Students will explain the dynamic processes that determine global climate

  • Describe external transfer of energy from the sun to the Earth
  • Explain methods for energy transfer within the Earth, including radioactive decay and gravitational potential
  • Model the forces of plate tectonics as driven by the Earth's internal heat
  • Determine relationships between convection currents in the atmosphere and oceans, with temperature variations of the Earth's surface and atmosphere
  • Investigate the dynamic processes that influence global climate (examples: cloud cover and the Earth's rotation, features such as mountain ranges and oceans)
 

Students will relate the Earth's geochemical cycles to geological processes

  • Infer that the Earth's system contains a fixed amount of stable chemical elements
  • Compare how elements cycle among the chemical reservoirs of the Earth (examples: carbon, nitrogen, oxygen)
  • Analyze the chemical, biotic, and physical changes that matter undergoes as it is driven by the Earth's internal and external sources of energy
 

Students will critique theories related to the origin and evolution of the Earth

  • Investigate scientific theories of the origin of the solar system
  • Compare early Earth conditions with present day conditions
  • Use Earth evidences to create a model for the passage of geological time (examples: fossil evidence, rock sequence, and decay of radioactive isotopes)
  • Explain the dynamic processes that cause changes in geological features over long periods of time (example: Karst topography)
 

Students will understand current theories concerning the origin and evolution of the universe

  • Evaluate models that support current scientific theories for the creation of the universe
  • Describe the formation of stars, galaxies, and clusters to the visible mass in the universe
  • Explain the role of hydrogen fusion in the formation of the physical universe
 

Students will explain how space explorations have increased current understandings about the universe

  • Evaluate the relative technical, experimental, and theoretical outcomes derived from space explorations
  • Create a timeline that illustrates the accumulation of knowledge about the universe provided by space explorations
  • Asses the current program for space exploration and predict the future
 

 

 

C. SCIENCE AND TECHNOLOGY

   

Students will demonstrate abilities of technological design

  • Design and build a conceptual or physical model that solves an identified problem
  • Evaluate outcomes based on specified criteria and possible consequences
  • Communicate the nature of the problem investigated, processes used, and solutions
 

Students will understand the interdependence of science and technology

  • Summarize how new technologies extend scientific knowledge and scientific knowledge influences the development of new technologies (examples: computers, telescopes, remote sensing)
  • Evaluate the impact and trade-offs of new technologies in earth and space science
 

 

 

D. SCIENCE IN PERSONAL AND SOCIAL PERSPECTIVES

 

Students will practice personal well-being and community health

  • Demonstrate consistent, safe laboratory practices
  • Summarize the effects of ozone, radon gas, gamma, and solar radiation upon an individual's personal health

Students will evaluate factors that influence the capacity of the environment to support populations

  • Investigate how woldwide population growth affects the Earth's resources
  • Distinguish how technology creates positive and negative changes on the carrying capacity of an environment
  • Determine how Earth and space monitoring technology produces significant changes on the carrying capacity of an environment

Students will investigate the impact of natural-induced hazards

  • Conclude that normal adjustments of the Earth create hazardous conditions to humans
  • Compare hazards that are rapid and catastrophic (examples: earthquakes, hurricanes, volcanic eruptions and severe weather), with slower changes that result in problems for individuals and communities (examples: stream channel changes, sedimentation in lakes and harbors, coastal erosion)
  • Describe safe behaviors for individuals during natural hazards
  • Debate how changes in the natural environment bring benefits as well as risks to communities and individuals (examples: flooding, volcanic action, artesian wells)

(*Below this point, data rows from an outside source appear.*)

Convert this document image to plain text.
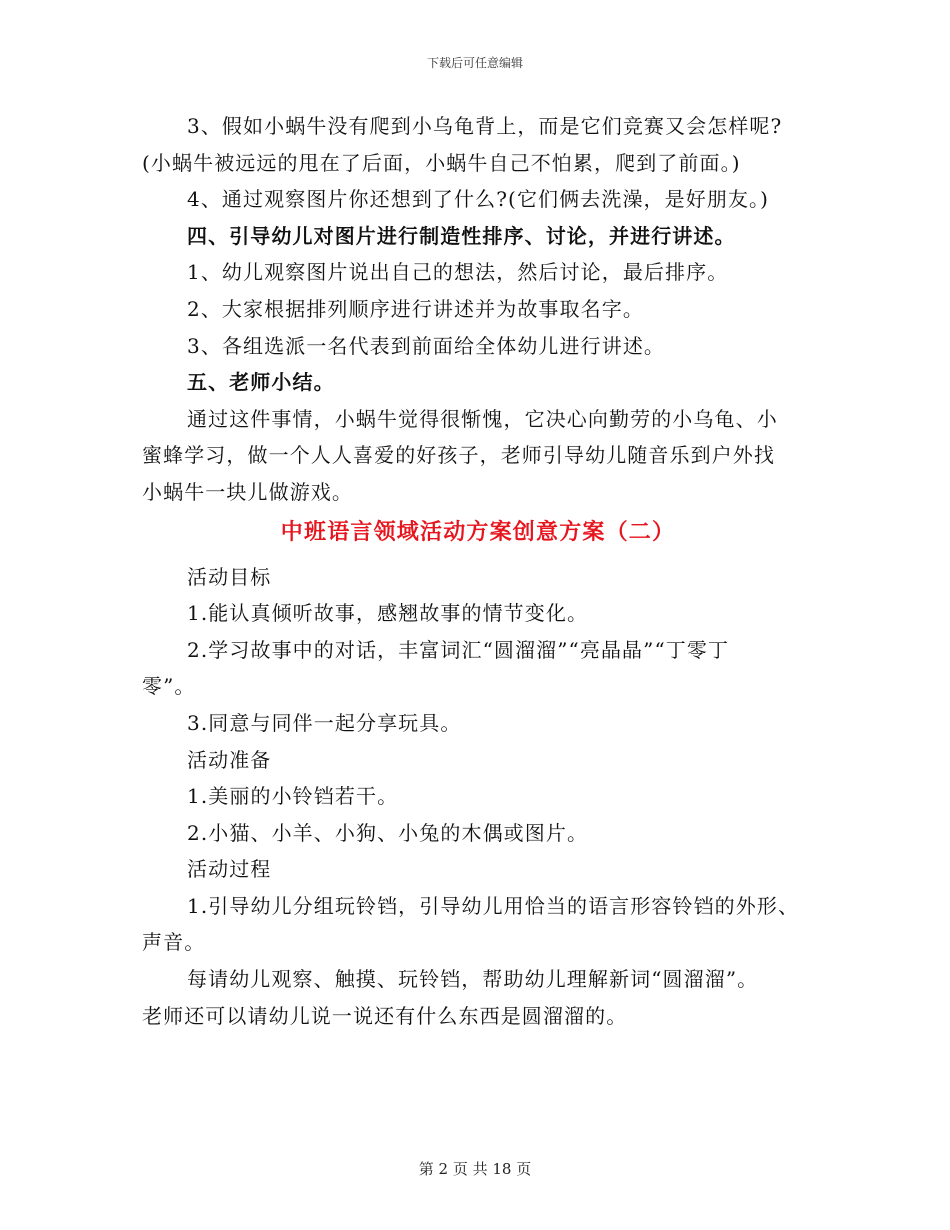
下载后可任意编辑
3、假如小蜗牛没有爬到小乌龟背上，而是它们竞赛又会怎样呢?
(小蜗牛被远远的甩在了后面，小蜗牛自己不怕累，爬到了前面。)
4、通过观察图片你还想到了什么?(它们俩去洗澡，是好朋友。)
四、引导幼儿对图片进行制造性排序、讨论，并进行讲述。
1、幼儿观察图片说出自己的想法，然后讨论，最后排序。
2、大家根据排列顺序进行讲述并为故事取名字。
3、各组选派一名代表到前面给全体幼儿进行讲述。
五、老师小结。
通过这件事情，小蜗牛觉得很惭愧，它决心向勤劳的小乌龟、小
蜜蜂学习，做一个人人喜爱的好孩子，老师引导幼儿随音乐到户外找
小蜗牛一块儿做游戏。
中班语言领域活动方案创意方案（二）
活动目标
1.能认真倾听故事，感翘故事的情节变化。
2.学习故事中的对话，丰富词汇“圆溜溜”“亮晶晶”“丁零丁
零”。
3.同意与同伴一起分享玩具。
活动准备
1.美丽的小铃铛若干。
2.小猫、小羊、小狗、小兔的木偶或图片。
活动过程
1.引导幼儿分组玩铃铛，引导幼儿用恰当的语言形容铃铛的外形、
声音。
每请幼儿观察、触摸、玩铃铛，帮助幼儿理解新词“圆溜溜”。
老师还可以请幼儿说一说还有什么东西是圆溜溜的。
第 2 页 共 18 页
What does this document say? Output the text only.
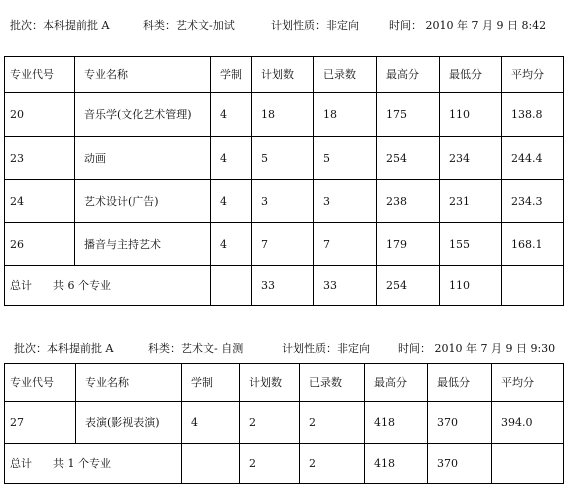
批次：本科提前批 A	科类：艺术文-加试	计划性质：非定向	时间： 2010 年 7 月 9 日 8:42
专业代号	专业名称	学制	计划数	已录数	最高分	最低分	平均分
20	音乐学(文化艺术管理)	4	18	18	175	110	138.8
23	动画	4	5	5	254	234	244.4
24	艺术设计(广告)	4	3	3	238	231	234.3
26	播音与主持艺术	4	7	7	179	155	168.1
总计      共 6 个专业			33	33	254	110	
批次：本科提前批 A	科类：艺术文- 自测	计划性质：非定向	时间： 2010 年 7 月 9 日 9:30
专业代号	专业名称	学制	计划数	已录数	最高分	最低分	平均分
27	表演(影视表演)	4	2	2	418	370	394.0
总计      共 1 个专业			2	2	418	370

Students will evaluate factors affecting environmental quality

  • Analyze natural and man-made hazards that affect environmental quality
  • Describe how human consumption depletes nonrenewable resources and places severe stress upon renewable resources
  • Evaluate human-created changes to the ecosystem cycles for detrimental effects to humans and other organisms (examples: physical, biological, and chemical)
  • Investigate factors that influence environmental quality (examples: population growth, resource use, overconsumption, the capacity of technology to solve problems, human views about the Earth)
 
E. HISTORY AND NATURE OF SCIENCE
 

Students will know that the human dimensions of science provides a context for scientific knowledge

  • Compare contemporary investigations in earth science that are conducted by individuals and those conducted by teams of scientists
  • Compare the dynamics of classroom investigations conducted individually and those by small groups
  • Examine the ethical considerations involved in scientific research and the development of new technologies
  • Conduct peer reviews and accurate reporting of investigations
  • Investigate careers related to science, technology, and engineering

Students will understand that science offers tentative explanations of the natural world through the use of empirical observations

  • Compare knowledge derived from scientific investigations with other ways of knowing about the natural world (examples: myths and superstitions)
  • Validate that scientific knowledge is subject to change as new evidence becomes available

Students will explain how science concepts build on previous knowledge

  • Investigate the contributions of diverse cultures to science
  • Create a timeline that shows the development of a science concept (examples: planetary motion, size of planets, and earth-centered universe)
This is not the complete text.